Envy opens with Will's 25th college reunion, that mundane staging ground for middle-aged angst. All around him, people aren't "talking so much as advertising" their successes. But Will finds himself in a defensive crouch, warding off questions about the two most painful absences in his life: his son Luke, who died in a boating accident a few years ago, and his twin brother, Mitch, now a world-famous swimmer, who has not communicated with Will for more than a decade. Exhausted by unfinished business, Will strikes up a conversation with an ex-girlfriend. It turns out that she gave birth to a daughter shortly after breaking up with him, and Will can't stop himself from wondering whether it's his child. Back home, he doesn't mention any of his anxieties to his wife, Carole, a serene blonde yoga adept who, Will says, "seems at peace with life, with herself. Not like me." But as in Harrison's previous novel The Seal Wife(about a male meteorologist traveling in Alaska who's enthralled by a silent, self-contained Aleut woman), this female serenity also translates into unavailability: Carole has shut Will out of her emotional life, refusing to have sex with him in a position in which their eyes can meet.

Carole also has a penchant for sex and violence, delivered in measured doses by the true-crime books she reads nightly. Will complains to his own therapist that his wife "won't admit any contradiction in being . . . a feminist and a yoga devotee and a purchaser of only organic produce . . . as well as an insatiable consumer of true crime. With photo inserts of chopped-up women." This is probably true of a sizable swath of the Park Slope Food Coop and might've been interesting to explore further—except that Will would rather yank attention back to himself and how all this makes him feel. A monomaniacal narrator, he even begins to fantasize that his patients have somehow caught their problems from him. "Can it be true that all of Will's patients are consumed by the topic of sex? Getting it. Not getting it. Getting it, but not enough of it. . . . Has he done this to them? Communicated his disease?"
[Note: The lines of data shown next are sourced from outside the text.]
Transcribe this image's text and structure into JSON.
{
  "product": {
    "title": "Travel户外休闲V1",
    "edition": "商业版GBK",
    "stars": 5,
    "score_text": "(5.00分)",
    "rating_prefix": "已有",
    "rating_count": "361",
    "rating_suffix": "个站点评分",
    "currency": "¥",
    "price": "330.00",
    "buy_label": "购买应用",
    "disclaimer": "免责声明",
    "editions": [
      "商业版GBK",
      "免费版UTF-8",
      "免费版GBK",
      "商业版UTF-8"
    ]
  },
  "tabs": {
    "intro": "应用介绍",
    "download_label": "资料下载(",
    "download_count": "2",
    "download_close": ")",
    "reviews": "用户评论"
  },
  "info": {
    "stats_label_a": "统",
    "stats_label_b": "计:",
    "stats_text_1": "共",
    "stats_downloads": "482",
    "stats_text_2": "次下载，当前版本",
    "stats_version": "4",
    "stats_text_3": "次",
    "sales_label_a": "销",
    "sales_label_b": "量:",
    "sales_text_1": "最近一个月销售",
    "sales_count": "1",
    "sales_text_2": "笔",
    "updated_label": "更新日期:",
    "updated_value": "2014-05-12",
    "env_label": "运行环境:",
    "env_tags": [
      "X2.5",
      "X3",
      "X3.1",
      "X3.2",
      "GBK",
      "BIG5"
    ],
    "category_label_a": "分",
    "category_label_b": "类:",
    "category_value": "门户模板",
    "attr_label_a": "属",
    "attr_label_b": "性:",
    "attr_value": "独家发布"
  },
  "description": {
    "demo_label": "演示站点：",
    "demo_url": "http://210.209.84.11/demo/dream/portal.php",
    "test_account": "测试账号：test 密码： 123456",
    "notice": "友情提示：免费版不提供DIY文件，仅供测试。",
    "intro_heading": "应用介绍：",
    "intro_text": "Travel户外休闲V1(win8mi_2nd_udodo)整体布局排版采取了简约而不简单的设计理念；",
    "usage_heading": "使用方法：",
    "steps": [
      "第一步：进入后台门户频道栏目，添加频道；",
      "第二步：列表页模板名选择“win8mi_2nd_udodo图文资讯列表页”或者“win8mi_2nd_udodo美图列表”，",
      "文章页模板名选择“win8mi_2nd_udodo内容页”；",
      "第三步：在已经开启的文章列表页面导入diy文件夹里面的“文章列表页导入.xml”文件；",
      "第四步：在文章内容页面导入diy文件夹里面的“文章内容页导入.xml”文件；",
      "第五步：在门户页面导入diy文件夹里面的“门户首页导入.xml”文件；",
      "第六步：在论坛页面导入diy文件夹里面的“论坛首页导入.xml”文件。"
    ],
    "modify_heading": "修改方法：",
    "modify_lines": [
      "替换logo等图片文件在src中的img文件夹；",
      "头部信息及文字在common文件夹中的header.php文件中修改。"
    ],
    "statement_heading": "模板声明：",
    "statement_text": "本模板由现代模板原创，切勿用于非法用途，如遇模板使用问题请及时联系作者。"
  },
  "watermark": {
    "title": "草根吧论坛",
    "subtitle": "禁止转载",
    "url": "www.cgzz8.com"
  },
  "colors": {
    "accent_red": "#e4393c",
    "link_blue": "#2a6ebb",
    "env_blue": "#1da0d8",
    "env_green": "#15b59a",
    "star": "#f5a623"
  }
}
More a collection of preoccupations and analyses than a real person, Will "sifts, sorts, and turns the pieces, lays them down and picks them up in what amounts to an endless game of mental solitaire"—a description that sounds a lot like Harrison's treatment of the character itself. Much of this well-written but deeply frustrating novel consists of Will scrutinizing his own character, leaving little impetus for us to do so. His self-diagnoses are usually sharply articulated: His sexual mania, for instance, is pegged as a way to "escape the inside of his head, where every thought refuses to be fleeting and instead waits its turn to be hyperarticulated, edited, revised, and then annotated like some nightmare hybrid of Talmudic commentary and Freudian case study." But it's hard not to cheer for Carole when she begs, "Oh God, Will! Shut up! Won't you please, please stop!"
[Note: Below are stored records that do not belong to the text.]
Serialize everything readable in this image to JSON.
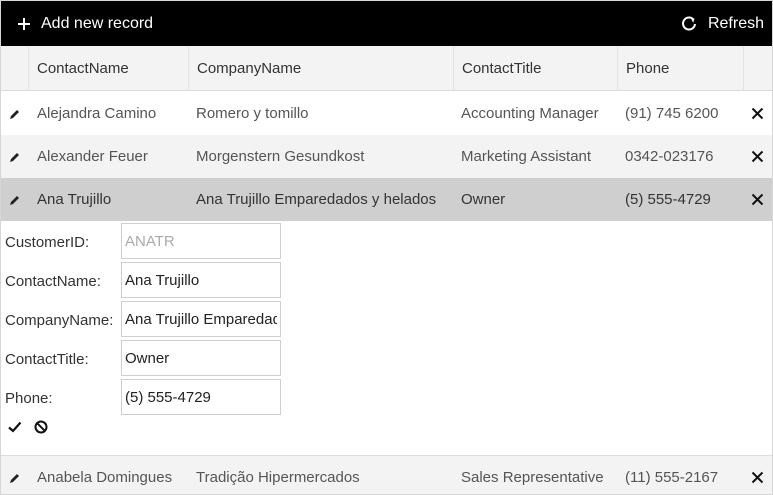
{
  "toolbar": {
    "add_label": "Add new record",
    "refresh_label": "Refresh"
  },
  "columns": [
    "ContactName",
    "CompanyName",
    "ContactTitle",
    "Phone"
  ],
  "rows": [
    {
      "contact_name": "Alejandra Camino",
      "company_name": "Romero y tomillo",
      "contact_title": "Accounting Manager",
      "phone": "(91) 745 6200"
    },
    {
      "contact_name": "Alexander Feuer",
      "company_name": "Morgenstern Gesundkost",
      "contact_title": "Marketing Assistant",
      "phone": "0342-023176"
    },
    {
      "contact_name": "Ana Trujillo",
      "company_name": "Ana Trujillo Emparedados y helados",
      "contact_title": "Owner",
      "phone": "(5) 555-4729"
    },
    {
      "contact_name": "Anabela Domingues",
      "company_name": "Tradição Hipermercados",
      "contact_title": "Sales Representative",
      "phone": "(11) 555-2167"
    }
  ],
  "edit_form": {
    "labels": {
      "customer_id": "CustomerID:",
      "contact_name": "ContactName:",
      "company_name": "CompanyName:",
      "contact_title": "ContactTitle:",
      "phone": "Phone:"
    },
    "values": {
      "customer_id": "ANATR",
      "contact_name": "Ana Trujillo",
      "company_name": "Ana Trujillo Emparedados y helados",
      "contact_title": "Owner",
      "phone": "(5) 555-4729"
    }
  },
  "icons": {
    "add": "plus-icon",
    "refresh": "refresh-icon",
    "edit": "pencil-icon",
    "delete": "close-icon",
    "save": "checkmark-icon",
    "cancel": "cancel-icon"
  }
}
Midway through the book, Will's endless talk soup erupts into thriller-style action. A young female patient rattles his cage with her own confessions of sexual obsession: She likes to have sex with father figure types and then describe it to Will in gory, Technicolor detail. With her gamy aura of "sexy squalor," her savagely mauled fingernails, and her suede coat stained with grease "as if she were in the habit of keeping French fries in her pockets," Jennifer suddenly feels more real to us than Will ever has—even when she turns out to be a Fatal Attraction–style man-eater intent on trapping him.
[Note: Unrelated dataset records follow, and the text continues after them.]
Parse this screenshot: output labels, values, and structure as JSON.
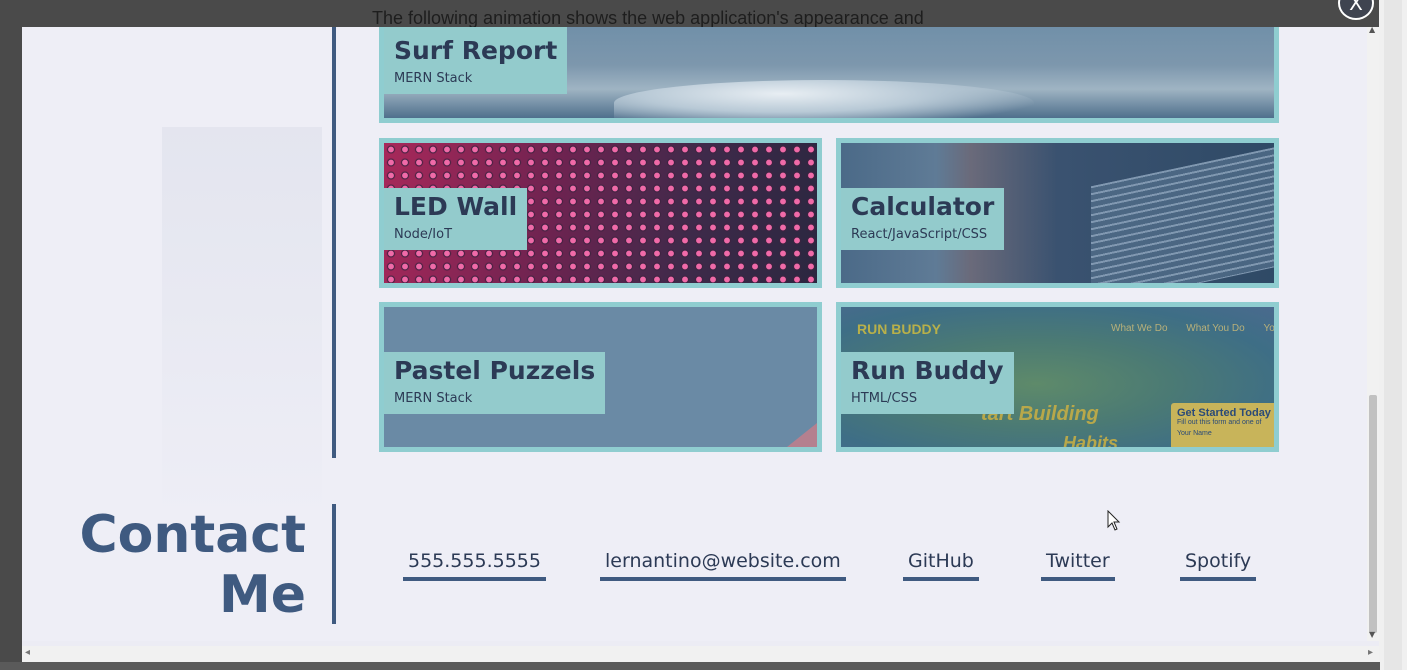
{
  "background": {
    "intro_text": "The following animation shows the web application's appearance and"
  },
  "modal": {
    "close_label": "X"
  },
  "projects": [
    {
      "title": "Surf Report",
      "tech": "MERN Stack"
    },
    {
      "title": "LED Wall",
      "tech": "Node/IoT"
    },
    {
      "title": "Calculator",
      "tech": "React/JavaScript/CSS"
    },
    {
      "title": "Pastel Puzzels",
      "tech": "MERN Stack"
    },
    {
      "title": "Run Buddy",
      "tech": "HTML/CSS",
      "screenshot_text": {
        "brand": "RUN BUDDY",
        "nav": [
          "What We Do",
          "What You Do",
          "Yo"
        ],
        "hero": "tart Building",
        "hero2": "Habits",
        "cta_title": "Get Started Today",
        "cta_sub": "Fill out this form and one of",
        "cta_field": "Your Name"
      }
    }
  ],
  "contact": {
    "heading_line1": "Contact",
    "heading_line2": "Me",
    "links": [
      "555.555.5555",
      "lernantino@website.com",
      "GitHub",
      "Twitter",
      "Spotify"
    ]
  },
  "colors": {
    "accent": "#3f5a80",
    "card_border": "#8fcdd0",
    "label_bg": "#93cbcc",
    "modal_bg": "#eeeef6"
  }
}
But in Harrison's fictional milieu, Jennifer is not really a villain. Instead, she's a frightening but necessary agent of revelation, forcing Will out of his comfort zone as he falls headlong—or in this case dicklong—into an abyss of family drama. Mostly this involves twin brother Mitch, an intriguing doppelg who appears only in flashbacks to the boys' childhoods, when they shared the kind of claustrophobic intimacy that inevitably signals danger in a Harrison novel. The festering relationship between identical twins turns out to be at the elusive heart of this muddled, psychoanalysis-drenched tale of a man who dedicates his life to interpreting other people's problems but is unable to decipher the distress in his own home.